In [None]:
{
 "cells": [
  {
   "cell_type": "markdown",
   "metadata": {},
   "source": [
    "# SmartEmail Assistant - Google Colab Setup with Llama 2\n",
    "\n",
    "This notebook helps you set up and run the SmartEmail Assistant project on Google Colab with GPU acceleration using Llama 2.\n",
    "\n",
    "## Important Setup Steps:\n",
    "1. Make sure to select a GPU runtime (Runtime > Change runtime type > GPU)\n",
    "2. You'll need a Hugging Face account with access to Llama 2\n",
    "3. Set up your Hugging Face token in the notebook"
   ]
  },
  {
   "cell_type": "markdown",
   "metadata": {},
   "source": [
    "## 1. Check GPU Availability"
   ]
  },
  {
   "cell_type": "code",
   "execution_count": null,
   "metadata": {},
   "source": [
    "!nvidia-smi"
   ]
  },
  {
   "cell_type": "markdown",
   "metadata": {},
   "source": [
    "## 2. Install Required Libraries"
   ]
  },
  {
   "cell_type": "code",
   "execution_count": null,
   "metadata": {},
   "source": [
    "!pip install -q pandas numpy scikit-learn transformers torch peft datasets tqdm pyyaml wandb python-dotenv accelerate bitsandbytes sentencepiece protobuf huggingface_hub einops"
   ]
  },
  {
   "cell_type": "markdown",
   "metadata": {},
   "source": [
    "## 3. Set up Hugging Face Authentication\n",
    "\n",
    "You need to:\n",
    "1. Create a Hugging Face account at https://huggingface.co/\n",
    "2. Request access to Llama 2 at https://huggingface.co/meta-llama/Llama-2-7b-hf\n",
    "3. Create an access token at https://huggingface.co/settings/tokens"
   ]
  },
  {
   "cell_type": "code",
   "execution_count": null,
   "metadata": {},
   "source": [
    "from huggingface_hub import login\n",
    "login()  # This will prompt for your token"
   ]
  },
  {
   "cell_type": "markdown",
   "metadata": {},
   "source": [
    "## 4. Clone the Repository"
   ]
  },
  {
   "cell_type": "code",
   "execution_count": null,
   "metadata": {},
   "source": [
    "!git clone https://github.com/Kush402/smartemail-assistant.git\n",
    "%cd smartemail-assistant"
   ]
  },
  {
   "cell_type": "markdown",
   "metadata": {},
   "source": [
    "## 5. Upload Training Data\n",
    "\n",
    "Upload your `raw_emails.csv` file to the `data/raw` directory.
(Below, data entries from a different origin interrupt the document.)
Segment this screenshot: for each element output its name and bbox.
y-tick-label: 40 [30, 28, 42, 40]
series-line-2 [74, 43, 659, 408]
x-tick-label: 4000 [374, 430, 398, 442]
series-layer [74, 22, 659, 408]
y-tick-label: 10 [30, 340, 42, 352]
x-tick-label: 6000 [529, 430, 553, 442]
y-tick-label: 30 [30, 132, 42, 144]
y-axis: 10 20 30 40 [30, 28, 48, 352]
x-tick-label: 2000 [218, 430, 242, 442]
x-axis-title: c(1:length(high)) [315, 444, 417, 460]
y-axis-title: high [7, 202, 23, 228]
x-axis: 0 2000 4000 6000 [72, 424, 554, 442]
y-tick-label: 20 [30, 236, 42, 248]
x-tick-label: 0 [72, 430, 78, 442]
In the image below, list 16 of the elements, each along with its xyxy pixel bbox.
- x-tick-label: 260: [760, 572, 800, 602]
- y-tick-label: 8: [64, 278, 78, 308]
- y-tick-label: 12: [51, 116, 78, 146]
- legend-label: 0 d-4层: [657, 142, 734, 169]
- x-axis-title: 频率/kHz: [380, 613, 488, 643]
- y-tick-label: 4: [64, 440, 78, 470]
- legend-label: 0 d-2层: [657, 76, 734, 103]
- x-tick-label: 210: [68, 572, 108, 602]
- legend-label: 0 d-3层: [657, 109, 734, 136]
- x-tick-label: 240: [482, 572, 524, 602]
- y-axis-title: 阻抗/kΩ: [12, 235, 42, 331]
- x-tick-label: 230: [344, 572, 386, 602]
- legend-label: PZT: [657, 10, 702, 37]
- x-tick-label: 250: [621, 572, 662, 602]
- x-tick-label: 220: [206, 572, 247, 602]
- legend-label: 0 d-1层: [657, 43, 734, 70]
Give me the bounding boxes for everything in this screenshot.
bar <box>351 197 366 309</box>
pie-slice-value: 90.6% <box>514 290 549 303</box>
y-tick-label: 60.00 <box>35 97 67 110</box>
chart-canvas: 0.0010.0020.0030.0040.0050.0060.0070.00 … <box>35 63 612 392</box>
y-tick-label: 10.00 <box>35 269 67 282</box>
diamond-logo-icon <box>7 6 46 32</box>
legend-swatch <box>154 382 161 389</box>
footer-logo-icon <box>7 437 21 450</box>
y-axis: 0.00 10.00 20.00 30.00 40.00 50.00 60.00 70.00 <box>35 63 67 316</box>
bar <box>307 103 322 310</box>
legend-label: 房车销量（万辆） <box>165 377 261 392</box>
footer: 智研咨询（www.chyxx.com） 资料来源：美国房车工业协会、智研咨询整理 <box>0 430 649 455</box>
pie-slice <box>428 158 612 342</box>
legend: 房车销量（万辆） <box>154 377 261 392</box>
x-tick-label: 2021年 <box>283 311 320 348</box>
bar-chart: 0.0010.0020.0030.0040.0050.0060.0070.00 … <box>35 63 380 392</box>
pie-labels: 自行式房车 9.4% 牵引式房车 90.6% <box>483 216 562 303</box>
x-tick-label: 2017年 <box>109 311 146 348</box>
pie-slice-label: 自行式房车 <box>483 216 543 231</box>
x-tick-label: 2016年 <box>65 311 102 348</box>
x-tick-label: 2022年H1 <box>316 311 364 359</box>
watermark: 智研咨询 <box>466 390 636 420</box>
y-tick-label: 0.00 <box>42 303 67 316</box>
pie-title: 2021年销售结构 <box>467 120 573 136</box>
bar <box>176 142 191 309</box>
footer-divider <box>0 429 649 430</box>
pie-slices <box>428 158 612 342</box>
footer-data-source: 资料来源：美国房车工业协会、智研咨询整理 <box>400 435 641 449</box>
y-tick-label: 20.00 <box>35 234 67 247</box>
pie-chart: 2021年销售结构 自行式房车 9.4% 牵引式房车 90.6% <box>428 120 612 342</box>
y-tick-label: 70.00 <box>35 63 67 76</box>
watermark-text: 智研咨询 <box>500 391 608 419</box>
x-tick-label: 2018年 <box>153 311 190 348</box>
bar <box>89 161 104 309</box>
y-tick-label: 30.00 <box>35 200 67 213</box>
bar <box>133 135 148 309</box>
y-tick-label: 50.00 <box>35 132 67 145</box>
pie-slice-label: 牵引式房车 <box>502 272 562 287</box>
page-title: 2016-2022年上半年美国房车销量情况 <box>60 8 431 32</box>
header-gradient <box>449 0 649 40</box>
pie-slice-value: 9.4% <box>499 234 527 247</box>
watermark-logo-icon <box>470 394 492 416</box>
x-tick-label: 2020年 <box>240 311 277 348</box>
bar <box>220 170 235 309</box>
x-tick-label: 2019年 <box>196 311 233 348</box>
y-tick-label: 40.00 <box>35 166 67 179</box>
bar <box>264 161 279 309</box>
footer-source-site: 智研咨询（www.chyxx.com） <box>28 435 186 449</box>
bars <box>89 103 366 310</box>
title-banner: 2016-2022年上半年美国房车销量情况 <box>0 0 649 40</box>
You can do this by:\n",
    "1. Click on the folder icon in the left sidebar\n",
    "2. Navigate to `data/raw`\n",
    "3. Click the upload button and select your file"
   ]
  },
  {
   "cell_type": "code",
   "execution_count": null,
   "metadata": {},
   "source": [
    "# Create necessary directories\n",
    "!mkdir -p data/raw data/processed model/checkpoints model/peft_adapter"
   ]
  },
  {
   "cell_type": "markdown",
   "metadata": {},
   "source": [
    "## 6. Run the Training Pipeline\n",
    "\n",
    "Now that everything is set up, you can run the training pipeline. The notebook will:\n",
    "1. Load and preprocess your data\n",
    "2. Set up the Llama 2 model with LoRA\n",
    "3. Train the model\n",
    "4. Save the trained model"
   ]
  },
  {
   "cell_type": "code",
   "execution_count": null,
   "metadata": {},
   "source": [
    "# Import the training pipeline\n",
    "from notebooks.smartemail_pipeline import *\n",
    "\n",
    "# The notebook will automatically use GPU if available\n",
    "print(\"CUDA available:\", torch.cuda.is_available())\n",
    "if torch.cuda.is_available():\n",
    "    print(\"GPU count:\", torch.cuda.device_count())\n",
    "    print(\"GPU name:\", torch.cuda.get_device_name(0))"
   ]
  },
  {
   "cell_type": "markdown",
   "metadata": {},
   "source": [
    "## 7. Download the Trained Model\n",
    "\n",
    "After training is complete, you can download the model files:"
   ]
  },
  {
   "cell_type": "code",
   "execution_count": null,
   "metadata": {},
   "source": [
    "from google.colab import files\n",
    "\n",
    "# Create a zip file of the model directory\n",
    "!zip -r model.zip model/\n",
    "\n",
    "# Download the zip file\n",
    "files.download('model.zip')"
   ]
  },
  {
   "cell_type": "markdown",
   "metadata": {},
   "source": [
    "## Additional Notes\n",
    "\n",
    "1. Make sure to select a GPU runtime in Colab (Runtime > Change runtime type > GPU)\n",
    "2. The training process might take 2-3 hours depending on the dataset size\n",
    "3. You can monitor the training progress through the output and Weights & Biases dashboard\n",
    "4. The model checkpoints will be saved in the `model/checkpoints` directory\n",
    "5. The LoRA adapter will be saved in the `model/peft_adapter` directory\n",
    "\n",
    "### Troubleshooting\n",
    "\n",
    "If you encounter any issues:\n",
    "1. Make sure you're using a GPU runtime\n",
    "2. Check if all dependencies are installed correctly\n",
    "3. Verify that your training data is in the correct format\n",
    "4. Ensure you have enough disk space in Colab\n",
    "5. If you get import errors, try restarting the runtime after installing packages\n",
    "6. If you get CUDA out of memory errors, try reducing the batch size or using gradient accumulation\n",
    "7. Check the Colab logs for any specific error messages"
   ]
  }
 ],
 "metadata": {
  "kernelspec": {
   "display_name": "Python 3",
   "language": "python",
   "name": "python3"
  },
  "language_info": {
   "codemirror_mode": {
    "name": "ipython",
    "version": 3
   },
   "file_extension": ".py",
   "mimetype": "text/x-python",
   "name": "python",
   "nbconvert_exporter": "python",
   "pygments_lexer": "ipython3",
   "version": "3.8.0"
  },
  "accelerator": "GPU"
 },
 "nbformat": 4,
 "nbformat_minor": 4
}